1.问题:完成订单表和用户表之间的join
Map阶段map方法中的context参数保存了map负责的切片信息(哪个文件,多少偏移量,读取多长),可通过context.getInputSplit()获取InputSplit类对象,InputSplit为 抽象类,需要强转。
2.设置一个joinBean类
public class JoinBean implements Writable{
private String oid;
private String uid;
private String name;
private int age;
private String gender;
private String friend;
public JoinBean() {
}
public void set(String oid, String uid, String name, int age, String gender, String friend) {
this.oid = oid;
this.uid = uid;
this.name = name;
this.age = age;
this.gender = gender;
this.friend = friend;
}
public String getOid() {
return oid;
}
public void setOid(String oid) {
this.oid = oid;
}
public String getUid() {
return uid;
}
public void setUid(String uid) {
this.uid = uid;
}
public String getName() {
return name;
}
public void setName(String name) {
this.name = name;
}
public int getAge() {
return age;
}
public void setAge(int age) {
this.age = age;
}
public String getGender() {
return gender;
}
public void setGender(String gender) {
this.gender = gender;
}
public String getFriend() {
return friend;
}
public void setFriend(String friend) {
this.friend = friend;
}
@Override
public String toString() {
return "[oid=" + oid + ", uid=" + uid + ", name=" + name + ", age=" + age + ", gender=" + gender
+ ", friend=" + friend + "]";
}
public void readFields(DataInput in) throws IOException {
this.oid = in.readUTF();
this.uid = in.readUTF();
this.name = in.readUTF();
this.age = in.readInt();
this.gender = in.readUTF();
this.friend = in.readUTF();
}
public void write(DataOutput out) throws IOException {
out.writeUTF(oid);
out.writeUTF(uid);
out.writeUTF(name);
out.writeInt(age);
out.writeUTF(gender);
out.writeUTF(friend);
}
}
3.Mapper中如何获取文件信息
public static class JoinMapper extends Mapper<LongWritable, Text, Text, JoinBean>{
protected void map(LongWritable key, Text value, org.apache.hadoop.mapreduce.Mapper<LongWritable,Text,Text,JoinBean>.Context context)

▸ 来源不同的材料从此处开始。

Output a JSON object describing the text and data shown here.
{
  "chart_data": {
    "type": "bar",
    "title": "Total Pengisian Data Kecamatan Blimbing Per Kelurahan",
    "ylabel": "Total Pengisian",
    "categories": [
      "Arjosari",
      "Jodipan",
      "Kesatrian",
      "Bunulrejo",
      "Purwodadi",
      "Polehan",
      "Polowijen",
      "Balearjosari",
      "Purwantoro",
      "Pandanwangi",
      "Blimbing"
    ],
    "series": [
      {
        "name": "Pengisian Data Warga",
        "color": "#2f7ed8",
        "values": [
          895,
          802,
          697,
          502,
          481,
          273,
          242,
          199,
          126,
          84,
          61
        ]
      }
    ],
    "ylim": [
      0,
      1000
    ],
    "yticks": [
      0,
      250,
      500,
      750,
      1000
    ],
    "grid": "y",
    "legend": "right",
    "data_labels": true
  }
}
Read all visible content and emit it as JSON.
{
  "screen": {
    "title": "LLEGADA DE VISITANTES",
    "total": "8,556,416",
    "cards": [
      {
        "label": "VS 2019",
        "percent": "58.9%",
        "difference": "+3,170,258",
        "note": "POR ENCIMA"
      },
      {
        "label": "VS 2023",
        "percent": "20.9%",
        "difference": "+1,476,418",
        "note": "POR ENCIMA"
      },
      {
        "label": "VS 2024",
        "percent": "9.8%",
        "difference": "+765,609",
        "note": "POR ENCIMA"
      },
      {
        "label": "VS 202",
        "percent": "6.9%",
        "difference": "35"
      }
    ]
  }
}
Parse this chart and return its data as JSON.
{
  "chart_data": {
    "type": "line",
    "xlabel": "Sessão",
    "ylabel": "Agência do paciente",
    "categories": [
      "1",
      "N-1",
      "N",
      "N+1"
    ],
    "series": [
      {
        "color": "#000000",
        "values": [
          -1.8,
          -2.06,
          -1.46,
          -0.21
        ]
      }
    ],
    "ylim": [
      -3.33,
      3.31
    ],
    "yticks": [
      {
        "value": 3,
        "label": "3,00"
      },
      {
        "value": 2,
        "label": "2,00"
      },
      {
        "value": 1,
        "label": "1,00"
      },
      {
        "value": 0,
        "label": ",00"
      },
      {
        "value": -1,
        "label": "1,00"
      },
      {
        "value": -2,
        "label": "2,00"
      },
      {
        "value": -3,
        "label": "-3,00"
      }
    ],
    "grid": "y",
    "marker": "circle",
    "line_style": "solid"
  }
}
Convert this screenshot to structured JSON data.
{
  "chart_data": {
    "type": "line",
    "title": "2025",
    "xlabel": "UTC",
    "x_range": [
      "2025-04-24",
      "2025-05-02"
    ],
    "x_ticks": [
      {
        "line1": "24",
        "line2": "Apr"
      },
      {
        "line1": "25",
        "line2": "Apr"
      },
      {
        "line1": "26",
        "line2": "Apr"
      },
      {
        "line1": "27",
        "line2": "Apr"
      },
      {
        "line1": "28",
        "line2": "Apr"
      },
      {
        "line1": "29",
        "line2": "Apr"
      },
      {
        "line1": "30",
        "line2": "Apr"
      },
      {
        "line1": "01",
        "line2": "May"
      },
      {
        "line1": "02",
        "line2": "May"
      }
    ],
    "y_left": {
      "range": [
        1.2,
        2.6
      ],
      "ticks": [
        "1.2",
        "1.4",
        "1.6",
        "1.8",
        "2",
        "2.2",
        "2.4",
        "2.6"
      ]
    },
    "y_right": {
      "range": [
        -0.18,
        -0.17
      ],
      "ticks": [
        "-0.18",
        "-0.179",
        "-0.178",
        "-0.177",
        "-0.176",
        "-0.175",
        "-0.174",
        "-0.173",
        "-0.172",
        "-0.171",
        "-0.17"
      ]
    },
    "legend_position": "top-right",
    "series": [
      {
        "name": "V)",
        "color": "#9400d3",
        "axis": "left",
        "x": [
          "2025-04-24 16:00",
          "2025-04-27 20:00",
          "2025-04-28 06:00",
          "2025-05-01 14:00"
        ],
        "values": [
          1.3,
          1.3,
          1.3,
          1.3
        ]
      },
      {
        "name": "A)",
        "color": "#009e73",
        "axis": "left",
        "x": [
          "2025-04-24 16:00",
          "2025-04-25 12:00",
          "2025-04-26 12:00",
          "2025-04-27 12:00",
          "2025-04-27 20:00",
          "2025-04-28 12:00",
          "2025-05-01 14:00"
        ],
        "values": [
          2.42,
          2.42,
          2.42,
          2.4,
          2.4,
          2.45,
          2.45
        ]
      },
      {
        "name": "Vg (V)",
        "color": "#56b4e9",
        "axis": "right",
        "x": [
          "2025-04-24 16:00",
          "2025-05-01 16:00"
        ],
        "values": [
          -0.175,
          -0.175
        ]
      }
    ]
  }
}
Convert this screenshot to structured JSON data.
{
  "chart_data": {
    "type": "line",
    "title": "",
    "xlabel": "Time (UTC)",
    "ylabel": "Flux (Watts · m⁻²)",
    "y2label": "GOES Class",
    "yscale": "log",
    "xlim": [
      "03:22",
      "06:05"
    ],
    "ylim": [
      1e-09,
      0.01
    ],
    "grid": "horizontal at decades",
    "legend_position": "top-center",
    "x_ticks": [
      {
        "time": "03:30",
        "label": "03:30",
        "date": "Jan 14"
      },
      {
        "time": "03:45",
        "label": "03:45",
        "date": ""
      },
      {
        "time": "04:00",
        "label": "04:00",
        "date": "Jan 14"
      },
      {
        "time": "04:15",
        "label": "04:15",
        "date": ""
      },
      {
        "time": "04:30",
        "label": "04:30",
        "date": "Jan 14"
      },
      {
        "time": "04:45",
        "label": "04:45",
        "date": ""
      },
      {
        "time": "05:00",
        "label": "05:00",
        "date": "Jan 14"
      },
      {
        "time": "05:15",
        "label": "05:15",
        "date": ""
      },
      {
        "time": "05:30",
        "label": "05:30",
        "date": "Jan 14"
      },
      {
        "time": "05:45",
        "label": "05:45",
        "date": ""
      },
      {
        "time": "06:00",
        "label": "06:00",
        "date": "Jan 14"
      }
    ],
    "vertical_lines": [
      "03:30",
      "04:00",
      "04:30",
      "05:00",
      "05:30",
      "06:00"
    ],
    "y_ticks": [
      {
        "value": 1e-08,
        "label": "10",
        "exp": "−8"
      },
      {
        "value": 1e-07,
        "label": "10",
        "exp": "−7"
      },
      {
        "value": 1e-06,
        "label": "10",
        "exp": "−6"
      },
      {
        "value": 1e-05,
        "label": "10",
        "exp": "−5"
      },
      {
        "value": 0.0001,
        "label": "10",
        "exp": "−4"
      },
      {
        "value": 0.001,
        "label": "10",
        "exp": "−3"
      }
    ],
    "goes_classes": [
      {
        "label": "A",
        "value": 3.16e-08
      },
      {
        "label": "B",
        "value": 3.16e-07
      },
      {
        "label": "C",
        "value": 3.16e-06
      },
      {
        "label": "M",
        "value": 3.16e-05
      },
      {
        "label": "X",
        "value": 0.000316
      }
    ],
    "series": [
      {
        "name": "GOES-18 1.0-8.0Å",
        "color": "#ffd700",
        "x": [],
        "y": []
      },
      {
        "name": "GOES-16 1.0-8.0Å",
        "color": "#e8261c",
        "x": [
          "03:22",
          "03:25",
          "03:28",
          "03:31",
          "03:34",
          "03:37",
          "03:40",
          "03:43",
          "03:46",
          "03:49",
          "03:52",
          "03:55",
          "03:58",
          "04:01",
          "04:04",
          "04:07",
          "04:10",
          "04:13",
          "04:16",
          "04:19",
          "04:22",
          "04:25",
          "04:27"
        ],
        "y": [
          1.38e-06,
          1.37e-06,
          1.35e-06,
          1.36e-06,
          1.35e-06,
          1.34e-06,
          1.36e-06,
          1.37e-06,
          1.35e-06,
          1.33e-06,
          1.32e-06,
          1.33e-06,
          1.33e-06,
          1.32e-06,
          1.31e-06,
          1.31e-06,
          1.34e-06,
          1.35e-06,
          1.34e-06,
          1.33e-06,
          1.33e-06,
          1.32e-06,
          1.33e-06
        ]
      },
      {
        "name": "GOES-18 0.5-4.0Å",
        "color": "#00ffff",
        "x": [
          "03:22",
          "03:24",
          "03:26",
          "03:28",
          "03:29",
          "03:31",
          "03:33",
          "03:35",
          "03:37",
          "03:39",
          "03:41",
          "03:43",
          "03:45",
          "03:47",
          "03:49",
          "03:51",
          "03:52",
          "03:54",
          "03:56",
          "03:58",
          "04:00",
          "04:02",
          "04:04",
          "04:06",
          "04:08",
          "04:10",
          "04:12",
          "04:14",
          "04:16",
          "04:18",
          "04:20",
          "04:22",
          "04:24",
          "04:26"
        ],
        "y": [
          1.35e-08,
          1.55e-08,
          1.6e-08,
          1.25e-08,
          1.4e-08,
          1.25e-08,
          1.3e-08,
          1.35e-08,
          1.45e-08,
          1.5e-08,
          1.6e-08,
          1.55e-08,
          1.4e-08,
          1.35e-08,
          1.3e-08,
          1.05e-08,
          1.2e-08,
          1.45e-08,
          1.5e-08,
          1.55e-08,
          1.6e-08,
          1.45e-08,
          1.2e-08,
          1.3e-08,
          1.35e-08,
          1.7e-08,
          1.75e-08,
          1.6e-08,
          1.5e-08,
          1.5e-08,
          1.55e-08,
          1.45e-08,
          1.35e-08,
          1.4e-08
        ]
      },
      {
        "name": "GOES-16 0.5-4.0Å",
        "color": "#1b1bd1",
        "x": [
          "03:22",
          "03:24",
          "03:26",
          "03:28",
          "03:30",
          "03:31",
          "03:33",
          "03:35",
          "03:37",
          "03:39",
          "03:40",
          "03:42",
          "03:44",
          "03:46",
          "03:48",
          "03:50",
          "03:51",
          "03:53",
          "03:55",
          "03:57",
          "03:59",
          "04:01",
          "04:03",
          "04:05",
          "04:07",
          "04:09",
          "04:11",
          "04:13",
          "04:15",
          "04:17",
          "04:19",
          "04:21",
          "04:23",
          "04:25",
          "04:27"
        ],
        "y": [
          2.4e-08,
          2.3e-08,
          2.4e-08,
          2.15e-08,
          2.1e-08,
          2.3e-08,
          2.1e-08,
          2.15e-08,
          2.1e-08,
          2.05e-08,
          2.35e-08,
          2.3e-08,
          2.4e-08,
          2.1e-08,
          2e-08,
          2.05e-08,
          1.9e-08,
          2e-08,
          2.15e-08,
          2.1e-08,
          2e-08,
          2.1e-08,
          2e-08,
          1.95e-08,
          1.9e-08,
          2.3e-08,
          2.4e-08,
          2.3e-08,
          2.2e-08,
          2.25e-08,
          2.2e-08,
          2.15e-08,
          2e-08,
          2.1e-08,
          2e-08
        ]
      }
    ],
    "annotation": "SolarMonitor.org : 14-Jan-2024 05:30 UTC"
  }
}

throws java.io.IOException ,InterruptedException {
//获取任务切片信息
FileSplit inputSplit = (FileSplit) context.getInputSplit();
//从任务切片信息中获取文件路径
String fileName = inputSplit.getPath().getName();
String[] split = value.toString().split(",");
JoinBean joinBean = new JoinBean();
//来自user.txt的数据,不存在的字段设置为"NULL"
if(fileName.equals("user.txt")){
joinBean.set("NULL", split[0], split[1], Integer.parseInt(split[2]), split[3], split[4]);
}else{
joinBean.set(split[0],split[1],"NULL",0,"NULL","NULL");
}
//key:uid
context.write(new Text(joinBean.getUid()), joinBean);
}
}
4.Reducer类
public static class JoinReducer extends Reducer<Text, JoinBean, JoinBean, NullWritable>{
@Override
protected void reduce(Text key, Iterable<JoinBean> values,
Reducer<Text, JoinBean, JoinBean, NullWritable>.Context context) throws IOException, InterruptedException {
ArrayList<JoinBean> orderList = new ArrayList<JoinBean>();
JoinBean userBean = new JoinBean();
for (JoinBean v : values) {
//如果这条数据是user.txt
if(v.getOid().equals("NULL")){
try {
BeanUtils.copyProperties(userBean, v);
} catch (Exception e) {
e.printStackTrace();
}
}else{
//如果这条数据是订单数据
JoinBean newBean = new JoinBean();
try {
BeanUtils.copyProperties(newBean, v);
orderList.add(newBean);
} catch (Exception e) {
e.printStackTrace();
}
}
}
//拼接数据:
for (JoinBean joinBean : orderList) {
joinBean.setName(userBean.getName());
joinBean.setAge(userBean.getAge());
joinBean.setGender(userBean.getGender());
joinBean.setFriend(userBean.getFriend());
context.write(joinBean, NullWritable.get());
//
}
}
}